Introductory Econometrics

Chapter 10: Review of Inferential Statistics

The goal of statistical inference is to use sample data to estimate a parameter (a statistic about the population) or determine whether to believe a claim that has been made about the population. We never actually observe the parameter we are interested in; instead we use an estimate of the parameter based on data from a sample. The sample estimate is almost always different from the claimed value of the parameter. There are then two possibilities: the difference (between the estimate and the claim) may be real or it may be due to chance. Thus, the fundamental question of statistical inference becomes, Is the difference real or due to chance?

To answer the fundamental question, we require a model for the data generation process, or DGP. The DGP describes how each observation in the data set was produced. It usually contains a description of the chance process at work. Given a DGP and certain parameter values, we can calculate the probability of observing particular ranges of outcomes.
In this chapter,we try to clarify these complicated issues by reviewing basic concepts of inference from introductory statistics. Our approach is somewhat unusual in that we downplay the mathematical formalism and instead emphasize the logic of statistical inference. We borrow the extremely useful metaphor of a box model from Freedman, Pisani, and Purves (1998). The box model is a way of concretely representing a random variable. In this chapter, we will distinguish between two basic types of box models – we call them coin-flip and polling box models. Though these models differ in important respects, it turns out that we can answer the fundamental question of inference in the same way with both models.
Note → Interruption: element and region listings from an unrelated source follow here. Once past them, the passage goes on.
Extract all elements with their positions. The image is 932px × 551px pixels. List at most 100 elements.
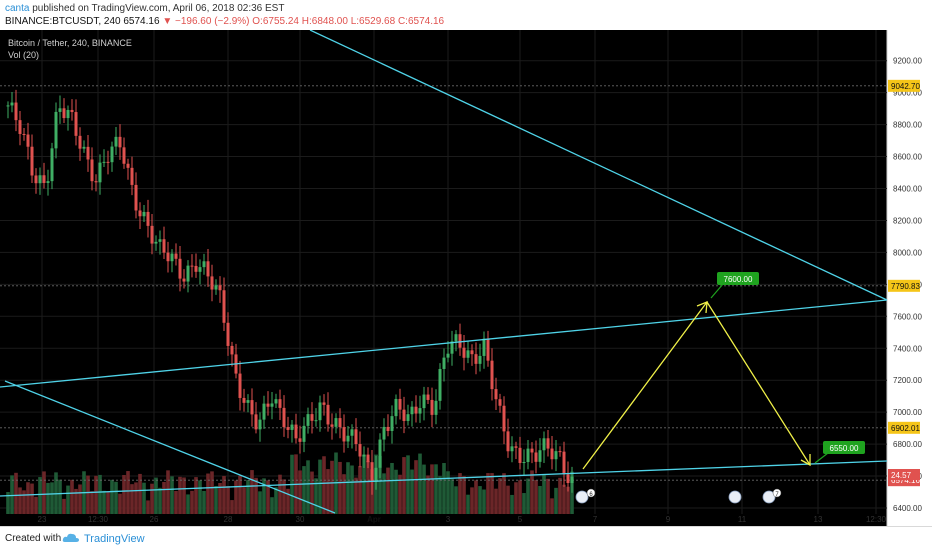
volume-bar: [314, 478, 318, 514]
volume-bar: [454, 486, 458, 514]
volume-value-tag: 24.57: [888, 469, 920, 480]
volume-bar: [226, 486, 230, 514]
candle-body: [78, 135, 82, 149]
last-price: 6574.16: [123, 16, 160, 27]
volume-bar: [506, 485, 510, 514]
volume-bars: [6, 452, 574, 514]
trendline-support[interactable]: [0, 460, 888, 497]
candle-body: [222, 290, 226, 323]
time-tick-label: 7: [593, 515, 598, 524]
candle-body: [238, 373, 242, 398]
price-tick-label: 8600.00: [893, 153, 922, 162]
volume-bar: [258, 491, 262, 514]
candle-body: [402, 409, 406, 421]
candle-body: [538, 450, 542, 462]
volume-bar: [382, 473, 386, 514]
trendline-descending-lower[interactable]: [4, 380, 336, 514]
volume-bar: [34, 496, 38, 514]
volume-bar: [322, 456, 326, 514]
volume-bar: [278, 474, 282, 514]
volume-bar: [470, 487, 474, 514]
time-tick-label: 5: [518, 515, 523, 524]
candle-body: [382, 426, 386, 440]
candle-body: [398, 398, 402, 410]
candle-body: [498, 399, 502, 406]
volume-bar: [406, 455, 410, 514]
volume-bar: [114, 481, 118, 514]
volume-bar: [486, 473, 490, 514]
volume-bar: [298, 470, 302, 514]
time-tick-label: 9: [666, 515, 671, 524]
price-level-value: 6902.01: [891, 424, 920, 433]
volume-indicator-label[interactable]: Vol (20): [8, 50, 39, 60]
volume-bar: [174, 490, 178, 514]
volume-bar: [338, 461, 342, 514]
volume-bar: [562, 484, 566, 514]
volume-bar: [282, 479, 286, 514]
x-gridlines: [41, 30, 877, 514]
volume-bar: [302, 466, 306, 514]
volume-bar: [318, 459, 322, 514]
trendline-mid-channel[interactable]: [0, 299, 888, 388]
candle-body: [218, 285, 222, 291]
volume-bar: [566, 486, 570, 514]
volume-bar: [490, 473, 494, 514]
candle-body: [318, 402, 322, 421]
time-tick-label: 28: [224, 515, 233, 524]
footer-bar: Created with TradingView: [0, 526, 932, 551]
volume-bar: [30, 483, 34, 514]
candle-body: [390, 416, 394, 431]
volume-bar: [250, 470, 254, 514]
volume-bar: [142, 482, 146, 514]
volume-bar: [426, 475, 430, 514]
candle-body: [506, 431, 510, 452]
volume-bar: [398, 474, 402, 514]
candle-body: [46, 181, 50, 183]
volume-bar: [158, 487, 162, 514]
candle-body: [266, 403, 270, 407]
candle-body: [326, 404, 330, 425]
flag-icon[interactable]: [728, 490, 742, 504]
candle-body: [334, 418, 338, 427]
tradingview-brand-link[interactable]: TradingView: [84, 533, 145, 545]
candle-body: [34, 175, 38, 184]
volume-bar: [150, 483, 154, 514]
time-tick-label: 23: [38, 515, 47, 524]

In subsequent chapters, we will develop additional box models that are designed to handle the more complicated situations arising when one examines data from observational studies. We will, however, be able to use the basic strategy outlined in this chapter to answer the question of whether the difference is real or due to chance.

The next section introduces the box model as a metaphor for handling chance processes. Sections 10.3 and 10.4 introduce the two fundamental box models and demonstrate how they work.We then present a review of hypothesis testing and follow up with the concept of a consistent estimator. Finally, we explain the algebra of expectations – a set of rules that are useful for computing the expected value and standard deviation of random variables.

We will call on the box model metaphor over and over again throughout the rest of this book. We will almost always employ Monte Carlo analysis to demonstrate properties of the various box models. On occasion, we will make use of results from the algebra of expectations to provide an alternative, more rigorous derivation of these properties.

Although the experienced statistics student may wish to skip this review chapter, we recommend a quick perusal of the material if only to ensure that the box model metaphor makes sense. Of course, every student can benefit from a detailed review to sharpen the crucial skills and concepts learned in an introductory statistics course.